Horizon Alert
Summary of the vulnerability and why it matters
A critical security flaw in MISP, an open-source threat intelligence platform, allows attackers to inject malicious SQL code. This vulnerability could potentially expose sensitive data or allow unauthorized modifications to the platform's database. It is important for organizations using MISP to address this issue promptly.
- Attackers can exploit this remotely.
- Compromised data or system integrity.
- Affects MISP instances.
Attack Path
How an attacker could exploit the issue
An attacker could exploit this SQL injection vulnerability by sending crafted requests to the event and shadow attribute listing endpoints. These requests would manipulate ordering parameters to inject malicious SQL code, potentially leading to unauthorized data access or modification within the MISP database. This attack requires direct access to the vulnerable application endpoints.
- Unauthenticated access to endpoints
- Manipulate order/sort parameters
- Server-side SQL injection
Live Threat
Current exploitation, exposure, and threat context
This SQL injection vulnerability in MISP allows unauthenticated attackers to craft malicious order parameters to manipulate database queries. While the impact can range from data exposure to query modification, the specific threat depends heavily on the database permissions and the context of the query. It is not yet clear if this has been actively weaponized.

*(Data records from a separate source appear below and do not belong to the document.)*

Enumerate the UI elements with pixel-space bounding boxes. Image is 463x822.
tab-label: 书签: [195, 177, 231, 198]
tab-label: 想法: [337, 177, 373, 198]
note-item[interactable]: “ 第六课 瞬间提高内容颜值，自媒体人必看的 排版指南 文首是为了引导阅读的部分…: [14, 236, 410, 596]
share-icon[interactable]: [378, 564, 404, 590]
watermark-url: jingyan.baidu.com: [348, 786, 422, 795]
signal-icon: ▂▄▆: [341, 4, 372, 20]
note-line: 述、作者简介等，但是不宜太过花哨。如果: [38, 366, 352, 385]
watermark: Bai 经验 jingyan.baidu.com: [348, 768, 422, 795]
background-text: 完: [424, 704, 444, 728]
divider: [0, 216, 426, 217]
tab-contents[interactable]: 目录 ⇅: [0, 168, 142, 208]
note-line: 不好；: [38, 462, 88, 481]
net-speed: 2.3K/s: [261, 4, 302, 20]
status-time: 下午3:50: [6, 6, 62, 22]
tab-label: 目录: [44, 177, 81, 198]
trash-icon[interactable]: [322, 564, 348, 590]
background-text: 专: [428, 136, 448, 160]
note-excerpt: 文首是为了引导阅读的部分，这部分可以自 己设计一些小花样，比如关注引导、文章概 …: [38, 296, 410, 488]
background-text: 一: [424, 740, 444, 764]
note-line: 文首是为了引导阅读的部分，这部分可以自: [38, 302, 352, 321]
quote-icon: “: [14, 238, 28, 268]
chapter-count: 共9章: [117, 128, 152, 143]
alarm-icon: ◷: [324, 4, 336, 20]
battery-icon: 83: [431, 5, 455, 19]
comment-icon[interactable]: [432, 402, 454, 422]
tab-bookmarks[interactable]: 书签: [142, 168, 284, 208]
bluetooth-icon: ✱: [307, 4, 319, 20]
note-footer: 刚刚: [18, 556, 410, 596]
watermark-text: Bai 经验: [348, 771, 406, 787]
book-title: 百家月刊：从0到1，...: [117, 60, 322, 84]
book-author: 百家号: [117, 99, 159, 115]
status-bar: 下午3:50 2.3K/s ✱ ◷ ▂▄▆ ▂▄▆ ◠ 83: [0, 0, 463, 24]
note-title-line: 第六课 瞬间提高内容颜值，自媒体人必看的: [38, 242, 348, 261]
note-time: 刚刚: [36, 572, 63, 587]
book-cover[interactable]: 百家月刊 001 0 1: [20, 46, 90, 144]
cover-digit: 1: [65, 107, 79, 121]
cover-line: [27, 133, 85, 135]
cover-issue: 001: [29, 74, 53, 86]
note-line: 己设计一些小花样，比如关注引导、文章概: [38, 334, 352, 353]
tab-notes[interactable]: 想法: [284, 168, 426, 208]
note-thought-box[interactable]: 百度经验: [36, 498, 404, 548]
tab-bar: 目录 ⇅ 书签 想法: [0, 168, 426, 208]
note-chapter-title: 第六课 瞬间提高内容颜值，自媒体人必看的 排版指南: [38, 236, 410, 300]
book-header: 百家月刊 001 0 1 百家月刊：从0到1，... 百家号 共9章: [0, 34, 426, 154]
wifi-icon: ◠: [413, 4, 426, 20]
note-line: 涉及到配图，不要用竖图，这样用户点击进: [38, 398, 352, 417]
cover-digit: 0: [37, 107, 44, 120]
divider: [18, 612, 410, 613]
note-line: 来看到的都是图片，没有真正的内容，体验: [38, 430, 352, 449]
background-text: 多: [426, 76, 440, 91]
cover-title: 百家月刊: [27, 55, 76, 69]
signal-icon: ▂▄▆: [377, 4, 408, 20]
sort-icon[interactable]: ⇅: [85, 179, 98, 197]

- No known public exploit.
- No KEV listing observed.
- Vulnerability is not recently disclosed.
Priority actions
Operational Fix
Recommended remediation, mitigation, and detection steps
Prioritize patching MISP instances to version 2.5.37 or later to address the SQL injection vulnerability. If immediate patching is not feasible, implement strict input validation on ordering parameters and monitor database logs for suspicious query patterns.
- Apply patch 2.5.37 or newer.
- Block SQL injection attempts at WAF.
- Monitor for unusual database queries.